前は余計な心配をかけまいと魔術が暴発したことを話さなかったが、今は魔力の制御法を含めて十分に学んでいる。だから話しても問題ないと思って事実を話した。
「魔力の暴発って……私も一歩間違えたらそういったこともあったのかしらね」
「僕の時は命の危機だったから、というのもあると思う。余程のことがない限りそんなことはないみたいだし」
少し考え込むフィルイアルに、エンティはゆっくりと首を振った。
「そう、あなたも色々大変だったのね。でも、その経緯があったからあなたと出会えたと思うとちょっと複雑かしら」
「どういうこと?」
「あなたと出会えたことは、私にとって有意義なことだと思っているわ。でも、その経緯であなたが命を落としかけていたと思うと、ね」
フィルイアルは何ともいえないような表情をしていた。
「でも、僕は今こうして生きている。
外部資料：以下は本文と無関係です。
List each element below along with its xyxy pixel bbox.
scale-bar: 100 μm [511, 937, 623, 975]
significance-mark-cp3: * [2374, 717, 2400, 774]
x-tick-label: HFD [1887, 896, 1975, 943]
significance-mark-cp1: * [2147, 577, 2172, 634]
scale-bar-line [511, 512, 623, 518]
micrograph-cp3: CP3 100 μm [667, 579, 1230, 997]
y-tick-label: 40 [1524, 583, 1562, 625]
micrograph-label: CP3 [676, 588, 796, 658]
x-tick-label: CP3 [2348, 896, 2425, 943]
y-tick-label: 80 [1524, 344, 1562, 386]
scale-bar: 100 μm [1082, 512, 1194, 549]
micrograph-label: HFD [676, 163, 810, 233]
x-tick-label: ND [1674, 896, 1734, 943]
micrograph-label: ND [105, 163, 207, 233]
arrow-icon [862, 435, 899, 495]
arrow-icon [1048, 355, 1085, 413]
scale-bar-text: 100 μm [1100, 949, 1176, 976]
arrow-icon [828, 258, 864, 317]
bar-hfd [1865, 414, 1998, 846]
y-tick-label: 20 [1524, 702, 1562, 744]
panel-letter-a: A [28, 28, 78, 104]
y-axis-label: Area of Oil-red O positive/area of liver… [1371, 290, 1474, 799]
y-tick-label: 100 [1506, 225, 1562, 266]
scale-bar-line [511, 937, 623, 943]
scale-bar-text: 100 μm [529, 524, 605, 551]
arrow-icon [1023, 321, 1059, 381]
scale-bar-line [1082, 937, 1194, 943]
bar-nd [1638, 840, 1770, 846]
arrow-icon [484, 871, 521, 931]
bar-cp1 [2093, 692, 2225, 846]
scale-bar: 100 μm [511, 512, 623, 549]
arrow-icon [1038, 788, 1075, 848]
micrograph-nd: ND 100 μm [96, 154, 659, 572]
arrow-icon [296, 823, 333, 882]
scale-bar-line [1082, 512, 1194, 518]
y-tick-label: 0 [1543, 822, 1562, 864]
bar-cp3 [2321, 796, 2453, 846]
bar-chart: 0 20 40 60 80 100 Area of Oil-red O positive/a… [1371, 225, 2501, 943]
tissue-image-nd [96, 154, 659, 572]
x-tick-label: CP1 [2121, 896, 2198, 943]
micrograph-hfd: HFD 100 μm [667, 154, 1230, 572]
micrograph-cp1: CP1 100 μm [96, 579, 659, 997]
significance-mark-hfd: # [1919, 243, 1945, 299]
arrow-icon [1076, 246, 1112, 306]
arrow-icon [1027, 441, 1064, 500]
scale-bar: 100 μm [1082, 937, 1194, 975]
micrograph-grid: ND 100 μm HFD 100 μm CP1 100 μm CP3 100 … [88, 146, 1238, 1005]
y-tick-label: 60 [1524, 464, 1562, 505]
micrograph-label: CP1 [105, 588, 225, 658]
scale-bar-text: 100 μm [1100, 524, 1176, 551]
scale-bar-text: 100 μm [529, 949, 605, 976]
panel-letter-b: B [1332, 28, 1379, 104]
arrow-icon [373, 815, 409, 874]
だから、フィルがそこまで気にすることはないよ。それに、僕もフィルに出会えて良かったと思っているから」
エンティは気にしないでいい、というようにゆっくりと手を振った。
「そう……ありがとう」
そう言われて気分が楽になったのか、フィルイアルは僅かながら笑顔を見せた。
「後、僕が水属性を使う理由はもう一つあるよ」
「えっ?」
不意にそう言われて、フィルイアルはきょとんとした顔をする。
「フィルが雷属性だからだよ。水と雷は相性が良いって授業で習ったよね」
「なっ……で、でも、一番は先生が理由よね」
思いがけないことを言われたせいか、フィルイアルは少し動揺していた。
「うん、それは否定しないよ。でも、フィルは僕と仲良くしたいと言ってくれたからね。だから、僕もそれに応えたいと思ったんだ」
「……あなたって人は、そんなことを簡単に口にするのね」
「嫌だった、かな」
フィルイアルが俯いたのを見て、エンティは余計なことを言ったかと少し後悔していた。
「ううん、嬉しい」
だが、予想に反してフィルイアルは呟くように言った。
「そ、そう」
思ってもみなかった反応をされて、エンティはどう返せばいいのか困ってしまう。
「でも、そんなことを言ったらドランが泣くわよ。火と水って相性が最悪じゃない」
「それはそうだけど。ドランとは仲良くしていたいけど、それ以上に良きライバルでもありたいって、そう思っているから」
少しからかうように言うフィルイアルに対して、エンティは笑顔でそう答えた。
ドランとは同じ平民ということで気心の知れた仲になっているが、それ以上に負けたくないという思いもあった。
「男の子って、そういう所あるわよね」
フィルイアルは納得したように頷いた。
その時、僅かながらだがあった馬車の揺れが止まると、小窓を控えめに叩く音がした。
それを受けて、フィルイアルが小窓を開ける。
「姫様、到着しました」
「そう、ありがとう」
御者に声をかけられて、フィルイアルは労うように言うと小窓を閉めた。
「着いたみたいね、行きましょう」
「本当に、陛下にお会いするのか……」
「もう、ここまで来たんだから覚悟を決めなさい」
ここに来て尻込みをするエンティに、フィルイアルは喝を入れるように強く言った。
「はぁ、わかったよ」
エンティは気乗りはしないものの、ここまで来たら足掻いても仕方ないと覚悟を決めた。